A couple factors appear to be involved in the construction growth. The relatively mild winter has allowed work to get started earlier than usual, including several big apartment projects. Construction growth also tends to outpace many other industries coming out of a recession, said Anneliese Vance-Sherman, a regional labor economist for the state.
At this point in the economic recovery, construction lending increases and projects that were postponed during the economic downturn are now moving forward, she said.
In Bellingham, this seems to be the case for apartment construction. From December through March, $27.6 million in multi-family residential projects were issued permits, way up from the $4.2 million permitted during the same period a year earlier, according to data from the city of Bellingham.

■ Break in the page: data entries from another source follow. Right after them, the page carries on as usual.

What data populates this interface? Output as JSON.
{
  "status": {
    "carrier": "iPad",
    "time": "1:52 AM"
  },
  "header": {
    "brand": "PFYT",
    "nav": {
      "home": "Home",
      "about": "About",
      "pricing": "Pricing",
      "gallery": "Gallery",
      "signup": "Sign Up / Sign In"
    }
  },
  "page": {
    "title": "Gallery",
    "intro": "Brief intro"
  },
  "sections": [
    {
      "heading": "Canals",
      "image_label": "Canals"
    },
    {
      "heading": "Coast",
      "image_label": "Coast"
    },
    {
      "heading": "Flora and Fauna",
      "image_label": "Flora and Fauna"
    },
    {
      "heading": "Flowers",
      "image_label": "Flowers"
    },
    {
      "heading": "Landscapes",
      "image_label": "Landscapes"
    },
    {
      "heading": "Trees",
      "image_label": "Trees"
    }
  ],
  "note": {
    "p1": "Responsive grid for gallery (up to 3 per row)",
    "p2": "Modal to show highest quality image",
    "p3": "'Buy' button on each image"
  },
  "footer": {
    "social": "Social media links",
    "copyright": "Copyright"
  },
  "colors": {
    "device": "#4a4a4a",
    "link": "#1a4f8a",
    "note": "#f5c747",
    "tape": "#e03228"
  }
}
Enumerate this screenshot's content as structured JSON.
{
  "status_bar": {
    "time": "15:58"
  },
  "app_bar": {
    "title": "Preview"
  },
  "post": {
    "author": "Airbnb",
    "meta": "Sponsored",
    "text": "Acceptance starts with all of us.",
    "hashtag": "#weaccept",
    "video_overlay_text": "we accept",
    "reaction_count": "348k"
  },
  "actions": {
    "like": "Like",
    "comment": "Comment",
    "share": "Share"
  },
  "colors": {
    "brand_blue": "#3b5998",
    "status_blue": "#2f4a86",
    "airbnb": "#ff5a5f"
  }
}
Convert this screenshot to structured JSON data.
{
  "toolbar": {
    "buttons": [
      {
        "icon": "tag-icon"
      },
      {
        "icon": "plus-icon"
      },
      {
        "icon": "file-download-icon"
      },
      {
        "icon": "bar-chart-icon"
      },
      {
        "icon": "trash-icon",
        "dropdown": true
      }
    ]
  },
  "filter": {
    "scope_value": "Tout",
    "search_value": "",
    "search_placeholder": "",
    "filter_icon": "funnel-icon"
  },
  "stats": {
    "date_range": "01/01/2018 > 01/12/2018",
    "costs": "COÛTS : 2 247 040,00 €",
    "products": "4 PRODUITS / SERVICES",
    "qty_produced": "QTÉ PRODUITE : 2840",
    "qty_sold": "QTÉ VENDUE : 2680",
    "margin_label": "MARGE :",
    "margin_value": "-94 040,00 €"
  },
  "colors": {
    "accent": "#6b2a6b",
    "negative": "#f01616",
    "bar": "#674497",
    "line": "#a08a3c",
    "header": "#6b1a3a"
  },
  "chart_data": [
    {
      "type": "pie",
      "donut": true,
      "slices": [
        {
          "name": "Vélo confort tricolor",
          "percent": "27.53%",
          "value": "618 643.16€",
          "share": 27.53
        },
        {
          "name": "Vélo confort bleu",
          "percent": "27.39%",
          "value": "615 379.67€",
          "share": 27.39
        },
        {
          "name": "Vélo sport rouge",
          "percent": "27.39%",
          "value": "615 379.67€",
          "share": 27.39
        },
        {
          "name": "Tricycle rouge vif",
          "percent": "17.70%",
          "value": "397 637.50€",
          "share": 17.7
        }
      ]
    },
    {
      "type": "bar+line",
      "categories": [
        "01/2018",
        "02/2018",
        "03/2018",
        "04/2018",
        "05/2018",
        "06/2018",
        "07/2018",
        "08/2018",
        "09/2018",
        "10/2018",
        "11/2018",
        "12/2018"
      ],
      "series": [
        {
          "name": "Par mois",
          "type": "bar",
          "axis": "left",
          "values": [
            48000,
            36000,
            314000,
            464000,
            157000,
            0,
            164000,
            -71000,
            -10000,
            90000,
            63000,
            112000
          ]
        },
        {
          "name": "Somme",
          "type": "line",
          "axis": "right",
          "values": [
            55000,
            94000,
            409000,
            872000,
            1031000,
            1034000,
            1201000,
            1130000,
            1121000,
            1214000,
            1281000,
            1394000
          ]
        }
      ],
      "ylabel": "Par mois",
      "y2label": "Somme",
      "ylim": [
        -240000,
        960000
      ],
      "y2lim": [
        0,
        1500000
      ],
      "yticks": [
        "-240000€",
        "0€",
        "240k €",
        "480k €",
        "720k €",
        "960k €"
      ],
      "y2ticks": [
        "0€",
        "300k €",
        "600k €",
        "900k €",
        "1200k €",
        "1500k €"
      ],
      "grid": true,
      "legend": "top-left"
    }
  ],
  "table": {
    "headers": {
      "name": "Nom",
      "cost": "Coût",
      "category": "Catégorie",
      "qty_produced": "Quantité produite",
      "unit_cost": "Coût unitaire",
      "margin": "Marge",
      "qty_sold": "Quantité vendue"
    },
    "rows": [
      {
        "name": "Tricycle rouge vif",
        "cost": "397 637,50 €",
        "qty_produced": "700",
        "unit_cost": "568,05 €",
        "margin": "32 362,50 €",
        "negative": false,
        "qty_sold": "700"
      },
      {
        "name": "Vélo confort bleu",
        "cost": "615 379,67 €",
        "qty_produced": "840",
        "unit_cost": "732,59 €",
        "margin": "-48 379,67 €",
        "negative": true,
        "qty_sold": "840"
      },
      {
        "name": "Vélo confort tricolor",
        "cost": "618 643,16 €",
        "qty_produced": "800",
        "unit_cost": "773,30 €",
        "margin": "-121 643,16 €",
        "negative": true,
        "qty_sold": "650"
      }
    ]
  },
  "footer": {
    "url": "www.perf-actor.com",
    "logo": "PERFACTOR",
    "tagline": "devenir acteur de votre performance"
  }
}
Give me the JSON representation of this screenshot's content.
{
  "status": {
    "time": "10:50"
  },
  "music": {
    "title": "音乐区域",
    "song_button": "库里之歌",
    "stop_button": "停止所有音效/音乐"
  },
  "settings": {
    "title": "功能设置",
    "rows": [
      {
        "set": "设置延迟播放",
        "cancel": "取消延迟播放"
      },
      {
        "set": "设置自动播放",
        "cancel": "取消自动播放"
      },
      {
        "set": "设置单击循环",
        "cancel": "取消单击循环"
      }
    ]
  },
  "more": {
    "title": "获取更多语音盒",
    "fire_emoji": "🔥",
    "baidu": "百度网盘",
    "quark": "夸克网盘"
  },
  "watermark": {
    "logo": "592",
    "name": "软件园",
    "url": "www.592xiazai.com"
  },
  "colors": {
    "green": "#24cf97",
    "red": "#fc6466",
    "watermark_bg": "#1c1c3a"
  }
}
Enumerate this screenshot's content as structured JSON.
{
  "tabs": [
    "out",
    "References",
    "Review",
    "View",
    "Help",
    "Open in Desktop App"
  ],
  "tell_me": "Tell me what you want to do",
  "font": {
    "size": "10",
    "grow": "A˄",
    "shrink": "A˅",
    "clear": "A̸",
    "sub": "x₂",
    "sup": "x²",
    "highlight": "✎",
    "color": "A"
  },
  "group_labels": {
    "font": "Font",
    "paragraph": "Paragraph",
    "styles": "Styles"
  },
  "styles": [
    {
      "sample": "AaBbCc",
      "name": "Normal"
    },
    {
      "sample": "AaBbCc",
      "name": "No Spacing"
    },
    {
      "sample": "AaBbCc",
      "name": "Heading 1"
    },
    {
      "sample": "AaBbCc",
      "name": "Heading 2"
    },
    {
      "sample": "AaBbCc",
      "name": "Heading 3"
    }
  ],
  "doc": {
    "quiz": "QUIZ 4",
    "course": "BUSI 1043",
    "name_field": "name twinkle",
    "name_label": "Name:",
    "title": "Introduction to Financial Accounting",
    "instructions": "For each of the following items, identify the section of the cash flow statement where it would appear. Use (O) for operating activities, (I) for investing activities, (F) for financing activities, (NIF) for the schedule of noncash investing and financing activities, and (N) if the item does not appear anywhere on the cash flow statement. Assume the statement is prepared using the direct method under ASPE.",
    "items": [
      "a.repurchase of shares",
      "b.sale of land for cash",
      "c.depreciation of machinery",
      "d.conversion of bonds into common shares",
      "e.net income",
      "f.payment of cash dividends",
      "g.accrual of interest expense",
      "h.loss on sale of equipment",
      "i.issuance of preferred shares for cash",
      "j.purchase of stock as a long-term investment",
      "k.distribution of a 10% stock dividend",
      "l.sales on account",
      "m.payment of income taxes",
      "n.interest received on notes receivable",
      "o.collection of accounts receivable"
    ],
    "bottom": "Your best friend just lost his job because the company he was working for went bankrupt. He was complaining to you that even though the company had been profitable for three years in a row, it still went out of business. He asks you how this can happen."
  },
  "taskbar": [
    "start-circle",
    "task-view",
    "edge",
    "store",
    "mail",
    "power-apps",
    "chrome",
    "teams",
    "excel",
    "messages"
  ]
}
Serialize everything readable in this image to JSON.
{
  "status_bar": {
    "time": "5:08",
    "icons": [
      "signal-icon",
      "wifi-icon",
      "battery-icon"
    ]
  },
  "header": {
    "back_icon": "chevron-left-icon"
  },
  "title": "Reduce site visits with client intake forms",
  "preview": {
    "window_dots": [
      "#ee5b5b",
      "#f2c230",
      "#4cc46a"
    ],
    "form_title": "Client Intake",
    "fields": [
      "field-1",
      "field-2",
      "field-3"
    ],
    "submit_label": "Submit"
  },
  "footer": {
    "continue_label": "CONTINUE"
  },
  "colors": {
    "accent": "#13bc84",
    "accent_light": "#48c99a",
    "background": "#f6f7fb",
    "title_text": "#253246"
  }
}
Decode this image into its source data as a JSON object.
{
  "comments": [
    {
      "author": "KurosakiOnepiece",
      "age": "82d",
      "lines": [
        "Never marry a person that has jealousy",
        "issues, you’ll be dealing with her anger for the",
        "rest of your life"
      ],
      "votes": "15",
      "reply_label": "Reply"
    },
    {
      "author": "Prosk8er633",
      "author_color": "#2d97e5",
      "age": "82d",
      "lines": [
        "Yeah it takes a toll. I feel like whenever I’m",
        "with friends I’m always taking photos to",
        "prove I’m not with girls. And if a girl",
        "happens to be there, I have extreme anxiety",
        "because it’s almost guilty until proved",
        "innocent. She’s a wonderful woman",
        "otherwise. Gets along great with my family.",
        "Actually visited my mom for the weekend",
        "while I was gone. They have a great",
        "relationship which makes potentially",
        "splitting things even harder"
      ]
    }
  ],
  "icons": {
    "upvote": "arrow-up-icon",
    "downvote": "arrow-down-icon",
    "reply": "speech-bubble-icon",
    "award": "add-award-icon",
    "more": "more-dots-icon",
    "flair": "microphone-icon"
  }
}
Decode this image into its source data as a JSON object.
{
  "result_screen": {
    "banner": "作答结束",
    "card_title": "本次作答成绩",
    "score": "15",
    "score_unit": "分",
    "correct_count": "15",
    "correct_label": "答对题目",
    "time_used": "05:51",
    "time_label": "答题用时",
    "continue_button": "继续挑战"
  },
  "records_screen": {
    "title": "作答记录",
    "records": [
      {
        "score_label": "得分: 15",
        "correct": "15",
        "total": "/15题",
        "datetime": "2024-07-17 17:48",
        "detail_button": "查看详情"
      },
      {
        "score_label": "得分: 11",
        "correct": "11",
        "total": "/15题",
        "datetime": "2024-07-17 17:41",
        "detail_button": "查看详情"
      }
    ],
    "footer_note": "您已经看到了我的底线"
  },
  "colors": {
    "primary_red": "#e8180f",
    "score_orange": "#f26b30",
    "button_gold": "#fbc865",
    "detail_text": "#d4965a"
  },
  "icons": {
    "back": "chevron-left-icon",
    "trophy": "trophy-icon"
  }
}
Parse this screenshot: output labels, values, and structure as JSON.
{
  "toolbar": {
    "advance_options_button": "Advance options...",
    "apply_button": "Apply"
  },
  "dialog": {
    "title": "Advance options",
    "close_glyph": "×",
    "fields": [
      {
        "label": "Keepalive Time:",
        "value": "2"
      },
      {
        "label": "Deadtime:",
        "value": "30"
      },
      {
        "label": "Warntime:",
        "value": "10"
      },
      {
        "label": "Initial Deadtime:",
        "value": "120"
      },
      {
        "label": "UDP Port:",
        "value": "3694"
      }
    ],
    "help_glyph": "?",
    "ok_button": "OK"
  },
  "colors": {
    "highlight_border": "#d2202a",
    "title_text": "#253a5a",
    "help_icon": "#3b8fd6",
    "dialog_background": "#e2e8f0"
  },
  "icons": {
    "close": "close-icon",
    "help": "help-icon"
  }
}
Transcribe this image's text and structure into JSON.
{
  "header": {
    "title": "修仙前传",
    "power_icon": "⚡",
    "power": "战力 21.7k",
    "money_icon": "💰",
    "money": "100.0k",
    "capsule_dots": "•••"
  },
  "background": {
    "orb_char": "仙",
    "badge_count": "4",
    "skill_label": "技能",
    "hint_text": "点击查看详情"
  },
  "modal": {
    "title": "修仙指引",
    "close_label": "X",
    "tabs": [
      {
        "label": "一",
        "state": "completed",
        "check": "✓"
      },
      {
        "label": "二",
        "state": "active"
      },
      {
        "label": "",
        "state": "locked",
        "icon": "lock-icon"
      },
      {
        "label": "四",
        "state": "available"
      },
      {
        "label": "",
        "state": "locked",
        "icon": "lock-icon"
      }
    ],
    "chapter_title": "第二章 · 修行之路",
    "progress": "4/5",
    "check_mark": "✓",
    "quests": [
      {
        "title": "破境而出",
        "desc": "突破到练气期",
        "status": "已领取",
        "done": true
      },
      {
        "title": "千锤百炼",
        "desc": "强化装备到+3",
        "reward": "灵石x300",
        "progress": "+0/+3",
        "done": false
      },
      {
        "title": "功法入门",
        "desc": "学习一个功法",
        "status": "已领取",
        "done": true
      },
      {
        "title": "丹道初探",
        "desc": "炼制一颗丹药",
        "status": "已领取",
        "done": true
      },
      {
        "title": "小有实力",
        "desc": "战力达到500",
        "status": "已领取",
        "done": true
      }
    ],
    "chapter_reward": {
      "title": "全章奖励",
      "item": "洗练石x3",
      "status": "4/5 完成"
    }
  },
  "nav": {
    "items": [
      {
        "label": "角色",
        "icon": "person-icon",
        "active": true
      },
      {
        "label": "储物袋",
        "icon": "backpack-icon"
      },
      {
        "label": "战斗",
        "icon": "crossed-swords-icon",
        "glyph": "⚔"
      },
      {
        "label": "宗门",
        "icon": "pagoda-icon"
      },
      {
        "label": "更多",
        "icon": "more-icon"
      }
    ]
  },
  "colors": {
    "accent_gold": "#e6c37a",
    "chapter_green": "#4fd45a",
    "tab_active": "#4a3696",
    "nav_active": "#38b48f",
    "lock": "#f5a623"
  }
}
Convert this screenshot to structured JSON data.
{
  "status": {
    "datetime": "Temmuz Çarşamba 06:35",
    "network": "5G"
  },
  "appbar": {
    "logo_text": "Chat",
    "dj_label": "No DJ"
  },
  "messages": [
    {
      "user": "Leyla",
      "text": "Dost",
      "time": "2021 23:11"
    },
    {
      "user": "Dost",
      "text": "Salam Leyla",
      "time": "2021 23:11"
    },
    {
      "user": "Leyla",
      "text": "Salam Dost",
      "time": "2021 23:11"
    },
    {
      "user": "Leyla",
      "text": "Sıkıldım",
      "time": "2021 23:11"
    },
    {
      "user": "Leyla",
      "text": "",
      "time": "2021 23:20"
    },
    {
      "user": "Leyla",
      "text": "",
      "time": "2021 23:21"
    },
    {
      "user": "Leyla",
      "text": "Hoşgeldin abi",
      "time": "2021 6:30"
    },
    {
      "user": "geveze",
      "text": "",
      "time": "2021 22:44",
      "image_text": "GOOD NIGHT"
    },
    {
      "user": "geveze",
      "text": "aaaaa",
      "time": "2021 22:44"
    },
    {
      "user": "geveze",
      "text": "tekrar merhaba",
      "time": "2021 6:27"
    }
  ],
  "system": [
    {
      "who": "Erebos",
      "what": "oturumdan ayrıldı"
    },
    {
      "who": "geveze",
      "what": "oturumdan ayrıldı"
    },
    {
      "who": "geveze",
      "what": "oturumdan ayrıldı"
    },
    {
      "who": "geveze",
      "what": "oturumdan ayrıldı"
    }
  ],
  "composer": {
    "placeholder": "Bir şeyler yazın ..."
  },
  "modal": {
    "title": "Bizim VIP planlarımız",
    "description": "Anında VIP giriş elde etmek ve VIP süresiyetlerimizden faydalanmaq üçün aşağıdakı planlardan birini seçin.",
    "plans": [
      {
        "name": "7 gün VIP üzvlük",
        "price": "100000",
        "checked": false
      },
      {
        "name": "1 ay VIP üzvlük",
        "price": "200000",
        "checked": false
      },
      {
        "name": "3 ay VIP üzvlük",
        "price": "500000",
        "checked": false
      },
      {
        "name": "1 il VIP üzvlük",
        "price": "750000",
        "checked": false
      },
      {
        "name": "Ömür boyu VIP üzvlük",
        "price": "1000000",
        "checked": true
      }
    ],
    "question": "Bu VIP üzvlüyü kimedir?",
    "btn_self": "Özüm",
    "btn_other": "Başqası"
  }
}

One challenge going forward is finding qualified construction workers. Vance-Sherman noted that in Whatcom County and across the state, one in three construction jobs disappeared between 2008 and 2010. During this slow recovery period, many of those workers who lost jobs either moved out of the area or chose a different career. If finding construction workers remains tough, that could translate into wage growth in the industry.
Last month 6,190 local residents were actively seeking work, the lowest level since June 2014. The only industry that lost jobs locally last month was leisure and hospitality. Since that industry continues to grow in other parts of the state, Vance-Sherman pointed to the weakening Canadian dollar and the decline in cross-border traffic as big factors.
In the public sector, state government added 700 jobs in Whatcom County compared to a year ago. Vance-Sherman said in Whatcom County that category is dominated by public education, which is where she suspects much of the growth has taken place.
King County continued to have the lowest unemployment rate in the state, coming in at 4.1 percent. Snohomish was at 4.5 percent last month, while Skagit was at 7 percent. The highest unemployment rate in the state was in Ferry County, at 11.4 percent. The state rate was 5.9 percent.